A minha mãe ficou gelada. Olhou para mim com olhos de quem acabou de ser traída.

— Que creme é esse? — perguntou ela num tom cortante.

O silêncio caiu sobre a mesa como uma nuvem negra. Senti as lágrimas a quererem saltar-me dos olhos.

— É só um creme… — murmurei.

— Só um creme? Então porque é que não disseste nada? — insistiu ela.

O meu pai tentou apaziguar: — Deixem-se disso, é só um presente…

Mas Dona Lurdes não largava o osso:

— Eu só quis mimar a Mariana. Não sabia que ia causar tanto drama!

A partir desse dia, tudo mudou. A minha mãe começou a evitar vir cá a casa. A Sofia passou a mandar bocas sobre “preferências” e “filhas favoritas”. Miguel acusava-me de esconder coisas dele e eu sentia-me cada vez mais sozinha.

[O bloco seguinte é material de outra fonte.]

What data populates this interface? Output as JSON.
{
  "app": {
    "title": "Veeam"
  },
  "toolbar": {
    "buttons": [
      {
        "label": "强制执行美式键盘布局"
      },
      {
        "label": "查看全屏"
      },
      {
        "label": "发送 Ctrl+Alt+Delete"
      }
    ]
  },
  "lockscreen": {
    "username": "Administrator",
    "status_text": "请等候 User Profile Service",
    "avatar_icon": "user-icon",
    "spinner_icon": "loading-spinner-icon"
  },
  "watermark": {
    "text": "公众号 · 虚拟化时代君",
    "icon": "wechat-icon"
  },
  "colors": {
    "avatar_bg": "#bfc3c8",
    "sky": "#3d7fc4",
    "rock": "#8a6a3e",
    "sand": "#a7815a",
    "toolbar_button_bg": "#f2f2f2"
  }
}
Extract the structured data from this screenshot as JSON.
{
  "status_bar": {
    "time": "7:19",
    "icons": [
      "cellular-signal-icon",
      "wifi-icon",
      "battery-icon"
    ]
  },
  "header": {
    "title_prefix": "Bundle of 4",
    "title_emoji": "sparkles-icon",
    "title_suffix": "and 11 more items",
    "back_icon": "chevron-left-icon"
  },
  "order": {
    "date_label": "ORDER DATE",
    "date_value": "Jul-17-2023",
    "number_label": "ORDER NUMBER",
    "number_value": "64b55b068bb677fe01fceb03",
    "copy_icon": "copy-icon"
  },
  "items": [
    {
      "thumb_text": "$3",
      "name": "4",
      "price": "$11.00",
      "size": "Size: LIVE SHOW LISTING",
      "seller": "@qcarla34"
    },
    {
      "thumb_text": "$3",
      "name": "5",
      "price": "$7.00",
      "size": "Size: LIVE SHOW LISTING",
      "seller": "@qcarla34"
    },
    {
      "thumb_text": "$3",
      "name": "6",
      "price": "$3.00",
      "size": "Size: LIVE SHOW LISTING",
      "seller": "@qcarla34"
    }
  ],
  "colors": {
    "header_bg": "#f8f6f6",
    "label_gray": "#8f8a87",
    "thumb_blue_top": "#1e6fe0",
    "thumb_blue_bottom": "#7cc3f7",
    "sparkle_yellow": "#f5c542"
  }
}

Uma noite, depois de uma discussão feia com Miguel sobre confiança e segredos, fugi para casa dos meus pais. A minha mãe recebeu-me com frieza:

— Agora lembras-te que tens mãe?

Chorei como há muito não chorava. Senti-me uma criança outra vez, perdida entre os adultos e os seus jogos de poder.

Os dias passaram arrastados. O ambiente em casa era insuportável. Miguel dormia no sofá e eu evitava olhar-lhe nos olhos. A Sofia afastou-se ainda mais e até o meu pai parecia cansado de tanta tensão.

Foi então que descobri que Dona Lurdes tinha contado à vizinhança toda que eu era “ingrata” e “mal-agradecida”. A Dona Graça comentou comigo na farmácia:

— Ouvi dizer que andas metida em confusões por causa de um creme…

Senti vergonha. Como é possível que algo tão pequeno tenha criado este caos?

Decidi enfrentar tudo de uma vez por todas. Convidei todos para jantar cá em casa: os meus pais, os sogros, a Sofia e até o meu irmão Pedro, que vive em Braga e raramente aparece.

Preparei tudo ao pormenor: mesa posta com flores frescas, comida caseira e até uma sobremesa especial da receita da minha avó. Quando todos estavam sentados à mesa, respirei fundo e comecei:

— Sei que todos estamos magoados. Sei que errei ao esconder o presente da Dona Lurdes e ao mentir à mãe. Mas não posso continuar a viver nesta guerra fria por causa de um creme! Somos família…

A minha mãe olhou-me nos olhos pela primeira vez em semanas:

— Mariana… Eu só queria sentir-me importante para ti.

Miguel suspirou:

— Eu devia ter confiado mais em ti.

Dona Lurdes encolheu os ombros:

— Talvez tenha exagerado…

A Sofia levantou-se da mesa:

— Estou farta destas guerras! Quero ter uma irmã como antes!

As lágrimas correram-me pelo rosto enquanto todos falavam ao mesmo tempo: desculpas misturadas com acusações antigas, mágoas guardadas há anos vieram ao de cima naquela noite.

No fim do jantar, sentámo-nos todos na sala em silêncio. O meu pai serviu um cálice de vinho do Porto e disse:

— Às vezes precisamos de uma tempestade para limpar o ar.

A reconciliação não foi imediata nem perfeita. Ainda hoje há feridas abertas e conversas difíceis por ter. Mas aprendi que as relações são frágeis como vidro — basta um gesto mal interpretado para tudo se partir.

Hoje olho para trás e pergunto-me: como é possível que um simples creme tenha exposto tantas inseguranças e ressentimentos? Será que alguma vez conseguimos perdoar verdadeiramente quem amamos? E vocês… já passaram por algo assim nas vossas famílias?